Will Zepbound cure sleep apnea?

It can significantly reduce severity in many patients with obesity-related OSA, but “cure” depends on your anatomy, baseline severity, and other drivers. In trials, AHI reductions were large on average, but responses vary.  

If I lose weight with medication, can I stop CPAP?

Sometimes—but don’t guess. The safe way is a repeat sleep study (home sleep test or lab PSG) after weight stabilises.

What’s the next big medication coming for OSA?

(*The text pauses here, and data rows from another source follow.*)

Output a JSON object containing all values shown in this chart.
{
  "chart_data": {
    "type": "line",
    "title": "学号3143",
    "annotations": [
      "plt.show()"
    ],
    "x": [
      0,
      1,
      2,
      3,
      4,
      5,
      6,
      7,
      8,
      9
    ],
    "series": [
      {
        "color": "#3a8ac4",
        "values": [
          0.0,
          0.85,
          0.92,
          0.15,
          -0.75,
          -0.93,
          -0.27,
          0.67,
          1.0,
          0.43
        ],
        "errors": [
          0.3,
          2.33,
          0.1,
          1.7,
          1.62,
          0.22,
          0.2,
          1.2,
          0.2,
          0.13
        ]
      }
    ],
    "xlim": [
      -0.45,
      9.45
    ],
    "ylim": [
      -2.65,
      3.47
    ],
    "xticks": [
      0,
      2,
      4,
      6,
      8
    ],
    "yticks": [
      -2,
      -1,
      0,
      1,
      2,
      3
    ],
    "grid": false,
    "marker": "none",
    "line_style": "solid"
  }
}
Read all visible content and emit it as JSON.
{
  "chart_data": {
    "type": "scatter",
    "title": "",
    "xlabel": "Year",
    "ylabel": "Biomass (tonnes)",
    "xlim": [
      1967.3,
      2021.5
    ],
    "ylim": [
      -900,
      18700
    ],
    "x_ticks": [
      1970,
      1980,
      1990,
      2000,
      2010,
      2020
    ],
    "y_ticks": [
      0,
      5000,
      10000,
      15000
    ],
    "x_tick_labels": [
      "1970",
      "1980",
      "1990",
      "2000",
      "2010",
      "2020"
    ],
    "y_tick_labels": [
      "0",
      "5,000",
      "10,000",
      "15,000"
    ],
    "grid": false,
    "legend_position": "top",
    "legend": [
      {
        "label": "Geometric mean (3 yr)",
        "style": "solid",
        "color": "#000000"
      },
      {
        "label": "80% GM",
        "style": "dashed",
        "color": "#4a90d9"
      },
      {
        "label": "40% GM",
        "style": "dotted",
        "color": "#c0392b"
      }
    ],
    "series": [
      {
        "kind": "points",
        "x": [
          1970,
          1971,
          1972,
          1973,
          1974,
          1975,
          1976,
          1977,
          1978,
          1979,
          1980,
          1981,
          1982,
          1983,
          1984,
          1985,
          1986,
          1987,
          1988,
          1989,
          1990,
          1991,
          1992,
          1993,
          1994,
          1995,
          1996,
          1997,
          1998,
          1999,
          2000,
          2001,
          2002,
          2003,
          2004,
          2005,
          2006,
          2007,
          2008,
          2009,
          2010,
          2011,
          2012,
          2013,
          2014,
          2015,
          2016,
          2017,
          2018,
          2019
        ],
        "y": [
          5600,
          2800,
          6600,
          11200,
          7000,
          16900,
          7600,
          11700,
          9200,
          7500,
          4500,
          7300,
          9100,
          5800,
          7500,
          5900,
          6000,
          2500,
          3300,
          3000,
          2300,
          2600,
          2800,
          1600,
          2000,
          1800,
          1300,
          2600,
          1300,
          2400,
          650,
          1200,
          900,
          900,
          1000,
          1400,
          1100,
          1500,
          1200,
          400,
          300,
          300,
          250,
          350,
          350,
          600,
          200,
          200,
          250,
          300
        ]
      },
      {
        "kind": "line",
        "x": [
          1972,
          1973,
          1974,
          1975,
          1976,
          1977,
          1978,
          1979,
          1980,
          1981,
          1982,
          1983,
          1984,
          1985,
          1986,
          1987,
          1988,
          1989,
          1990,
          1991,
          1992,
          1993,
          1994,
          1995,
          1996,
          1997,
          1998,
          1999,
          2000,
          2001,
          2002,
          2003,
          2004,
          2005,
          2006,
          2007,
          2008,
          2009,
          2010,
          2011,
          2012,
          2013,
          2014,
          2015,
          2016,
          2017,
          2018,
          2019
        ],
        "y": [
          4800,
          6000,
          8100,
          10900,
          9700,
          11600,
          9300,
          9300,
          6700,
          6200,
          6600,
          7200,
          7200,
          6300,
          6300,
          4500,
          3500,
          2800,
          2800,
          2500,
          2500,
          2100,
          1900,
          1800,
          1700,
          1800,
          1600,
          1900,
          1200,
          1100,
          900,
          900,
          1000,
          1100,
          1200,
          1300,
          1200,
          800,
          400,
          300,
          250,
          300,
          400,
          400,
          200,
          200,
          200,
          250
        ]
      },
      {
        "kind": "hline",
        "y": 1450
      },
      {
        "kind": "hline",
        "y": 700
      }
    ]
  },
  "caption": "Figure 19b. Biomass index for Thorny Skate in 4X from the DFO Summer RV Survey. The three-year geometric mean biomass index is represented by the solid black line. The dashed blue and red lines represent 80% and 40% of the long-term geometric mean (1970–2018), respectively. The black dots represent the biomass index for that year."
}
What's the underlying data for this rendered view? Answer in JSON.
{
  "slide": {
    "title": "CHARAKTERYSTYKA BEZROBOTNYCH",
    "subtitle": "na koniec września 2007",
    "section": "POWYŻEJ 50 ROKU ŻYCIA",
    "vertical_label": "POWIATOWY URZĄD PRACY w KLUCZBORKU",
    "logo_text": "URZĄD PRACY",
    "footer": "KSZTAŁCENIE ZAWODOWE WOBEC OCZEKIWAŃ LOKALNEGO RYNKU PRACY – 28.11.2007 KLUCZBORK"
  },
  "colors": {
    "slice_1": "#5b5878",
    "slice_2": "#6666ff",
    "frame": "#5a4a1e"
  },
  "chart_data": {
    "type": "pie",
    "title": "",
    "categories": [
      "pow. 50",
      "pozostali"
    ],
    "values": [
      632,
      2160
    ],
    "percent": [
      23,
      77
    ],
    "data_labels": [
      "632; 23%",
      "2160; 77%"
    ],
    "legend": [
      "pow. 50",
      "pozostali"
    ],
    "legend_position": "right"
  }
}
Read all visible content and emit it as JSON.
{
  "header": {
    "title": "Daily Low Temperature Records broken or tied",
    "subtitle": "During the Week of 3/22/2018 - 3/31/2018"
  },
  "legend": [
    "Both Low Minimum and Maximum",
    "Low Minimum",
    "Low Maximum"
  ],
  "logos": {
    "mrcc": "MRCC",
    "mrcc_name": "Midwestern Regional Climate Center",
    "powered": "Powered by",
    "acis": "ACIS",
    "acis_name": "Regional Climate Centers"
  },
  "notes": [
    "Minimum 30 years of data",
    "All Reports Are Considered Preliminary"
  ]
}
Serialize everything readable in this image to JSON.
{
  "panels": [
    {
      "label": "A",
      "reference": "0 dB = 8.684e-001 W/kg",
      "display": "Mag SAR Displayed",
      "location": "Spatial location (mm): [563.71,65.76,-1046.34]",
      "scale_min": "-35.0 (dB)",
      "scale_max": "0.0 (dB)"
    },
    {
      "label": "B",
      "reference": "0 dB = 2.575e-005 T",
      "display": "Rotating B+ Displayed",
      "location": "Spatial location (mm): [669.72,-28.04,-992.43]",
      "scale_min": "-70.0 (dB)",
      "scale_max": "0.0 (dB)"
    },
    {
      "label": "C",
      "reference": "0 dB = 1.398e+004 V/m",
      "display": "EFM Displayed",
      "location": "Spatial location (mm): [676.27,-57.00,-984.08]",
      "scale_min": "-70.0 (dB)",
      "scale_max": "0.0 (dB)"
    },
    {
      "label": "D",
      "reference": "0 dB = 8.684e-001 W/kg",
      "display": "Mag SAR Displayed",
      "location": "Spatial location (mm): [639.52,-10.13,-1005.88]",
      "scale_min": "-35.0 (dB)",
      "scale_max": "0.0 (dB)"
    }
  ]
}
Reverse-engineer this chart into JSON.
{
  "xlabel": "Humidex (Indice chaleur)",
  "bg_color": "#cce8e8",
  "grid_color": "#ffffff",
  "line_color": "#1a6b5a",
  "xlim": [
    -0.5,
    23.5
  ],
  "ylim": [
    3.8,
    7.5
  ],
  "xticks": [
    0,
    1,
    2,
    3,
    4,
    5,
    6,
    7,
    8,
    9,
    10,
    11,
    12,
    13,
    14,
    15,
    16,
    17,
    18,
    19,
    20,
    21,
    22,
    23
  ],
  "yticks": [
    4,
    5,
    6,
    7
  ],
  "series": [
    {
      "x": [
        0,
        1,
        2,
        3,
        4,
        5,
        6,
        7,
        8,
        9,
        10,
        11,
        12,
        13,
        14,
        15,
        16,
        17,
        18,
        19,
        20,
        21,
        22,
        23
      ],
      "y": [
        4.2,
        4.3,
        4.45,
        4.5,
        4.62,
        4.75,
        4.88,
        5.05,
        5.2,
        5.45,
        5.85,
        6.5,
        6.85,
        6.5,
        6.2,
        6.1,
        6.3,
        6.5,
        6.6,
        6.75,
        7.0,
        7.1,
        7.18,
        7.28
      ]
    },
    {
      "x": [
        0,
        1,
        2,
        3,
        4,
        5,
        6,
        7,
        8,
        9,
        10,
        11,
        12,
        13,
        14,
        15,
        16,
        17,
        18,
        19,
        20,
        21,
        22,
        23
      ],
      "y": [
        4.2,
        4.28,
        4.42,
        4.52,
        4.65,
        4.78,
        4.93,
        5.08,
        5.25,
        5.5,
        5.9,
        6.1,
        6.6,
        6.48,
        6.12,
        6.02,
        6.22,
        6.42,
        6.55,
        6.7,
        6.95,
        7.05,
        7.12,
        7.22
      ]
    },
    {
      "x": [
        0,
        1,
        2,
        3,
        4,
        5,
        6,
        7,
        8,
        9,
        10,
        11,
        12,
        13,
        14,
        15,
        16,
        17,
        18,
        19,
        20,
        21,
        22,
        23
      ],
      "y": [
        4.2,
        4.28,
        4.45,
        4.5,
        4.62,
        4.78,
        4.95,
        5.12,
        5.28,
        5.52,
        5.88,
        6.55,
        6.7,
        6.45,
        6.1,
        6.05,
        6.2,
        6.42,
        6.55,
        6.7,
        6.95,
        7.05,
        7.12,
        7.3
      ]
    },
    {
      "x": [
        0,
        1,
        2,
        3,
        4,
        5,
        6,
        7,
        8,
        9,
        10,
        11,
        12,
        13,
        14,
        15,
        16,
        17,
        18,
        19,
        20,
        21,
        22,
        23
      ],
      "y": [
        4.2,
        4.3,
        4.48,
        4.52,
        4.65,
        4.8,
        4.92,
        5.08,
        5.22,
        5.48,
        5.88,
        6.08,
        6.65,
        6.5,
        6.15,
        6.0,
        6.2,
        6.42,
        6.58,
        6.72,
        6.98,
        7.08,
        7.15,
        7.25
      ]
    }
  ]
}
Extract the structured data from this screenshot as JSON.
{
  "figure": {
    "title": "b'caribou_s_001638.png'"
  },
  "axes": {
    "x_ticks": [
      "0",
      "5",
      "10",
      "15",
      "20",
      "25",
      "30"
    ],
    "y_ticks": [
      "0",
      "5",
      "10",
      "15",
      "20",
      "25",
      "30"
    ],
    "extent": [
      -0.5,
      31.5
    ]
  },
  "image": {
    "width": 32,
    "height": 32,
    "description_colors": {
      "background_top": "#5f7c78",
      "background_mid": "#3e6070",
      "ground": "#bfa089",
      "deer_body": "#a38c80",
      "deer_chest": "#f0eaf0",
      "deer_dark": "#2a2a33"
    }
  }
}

The most watched pipeline areas are:

• Oral neuromuscular agents (like AD109)  
• Ventilatory control stabilisers (carbonic anhydrase inhibitors like sulthiame/acetazolamide approaches)  

References

1. U.S. Food and Drug Administration. FDA Approves First Medication for Obstructive Sleep Apnea. FDA News Release. December 20, 2024. Accessed January 5, 2026.  
2. Malhotra A, Grunstein RR, Fietze I, et al; SURMOUNT-OSA Investigators. Tirzepatide for the treatment of obstructive sleep apnea and obesity. N Engl J Med. 2024;391:1193–1205. doi:10.1056/NEJMoa2404881.  
3. Schmickl CN, Malhotra A. Drug therapy for obstructive sleep apnoea: promises and challenges. Lancet. 2025 Oct 9;406(10514):1928–1930. doi:10.1016/S0140-6736(25)01379-0.  
4. Taranto-Montemurro L, Messineo L, Sands SA, et al. The combination of atomoxetine and oxybutynin greatly reduces obstructive sleep apnea severity: a randomized, placebo-controlled, double-blind crossover trial. Am J Respir Crit Care Med. 2019 May 15;199(10):1267–1276.  
5. Schweitzer PK, Maynard JP, Wylie PE, Emsellem HA, Sands SA. Efficacy of atomoxetine plus oxybutynin in the treatment of obstructive sleep apnea with moderate pharyngeal collapsibility. Sleep Breath. 2023 May;27(2):495–503. doi:10.1007/s11325-022-02634-x.  
6. Taranto-Montemurro L, Patel SR, Strollo PJ Jr, et al. Aroxybutynin and atomoxetine (AD109) for the treatment of obstructive sleep apnea: rationale, design and baseline characteristics of the phase 3 clinical trials. Contemp Clin Trials Commun. 2025 Aug 17;47:101538. doi:10.1016/j.conctc.2025.101538.  
7. Apnimed, Inc. Apnimed Announces Positive Topline Results in the First Landmark Phase 3 Clinical Trial of AD109. News release. May 19, 2025.  
8. Apnimed, Inc. Apnimed Reports Positive Topline Results from Second Phase 3 Trial of AD109. News release. July 23, 2025.  
9. American Academy of Sleep Medicine. Apnimed announces positive results from second clinical trial of sleep apnea medication. Industry news. July 23, 2025.  
10. Schmickl CN, Landry SA, Orr JE, et al. Acetazolamide for OSA and central sleep apnea: a comprehensive systematic review and meta-analysis. Chest. 2020;158(6):2632–2645. doi:10.1016/j.chest.2020.06.078.  
11. Ni Y-N, Yang H, Thomas RJ. The role of acetazolamide in sleep apnea at sea level: a systematic review and meta-analysis. J Clin Sleep Med. 2021 Jun 1;17(6):1295–1304. doi:10.5664/jcsm.9116.  
12. Randerath WJ, Grote L, Stenlöf K, et al; FLOW study investigators. Sultiame once per day in obstructive sleep apnoea (FLOW): a multicentre, randomised, double-blind, placebo-controlled, dose-finding, phase 2 trial. Lancet. 2025;406(10514):1983–1992. doi: 10.1016/S0140-6736(25)01196-1.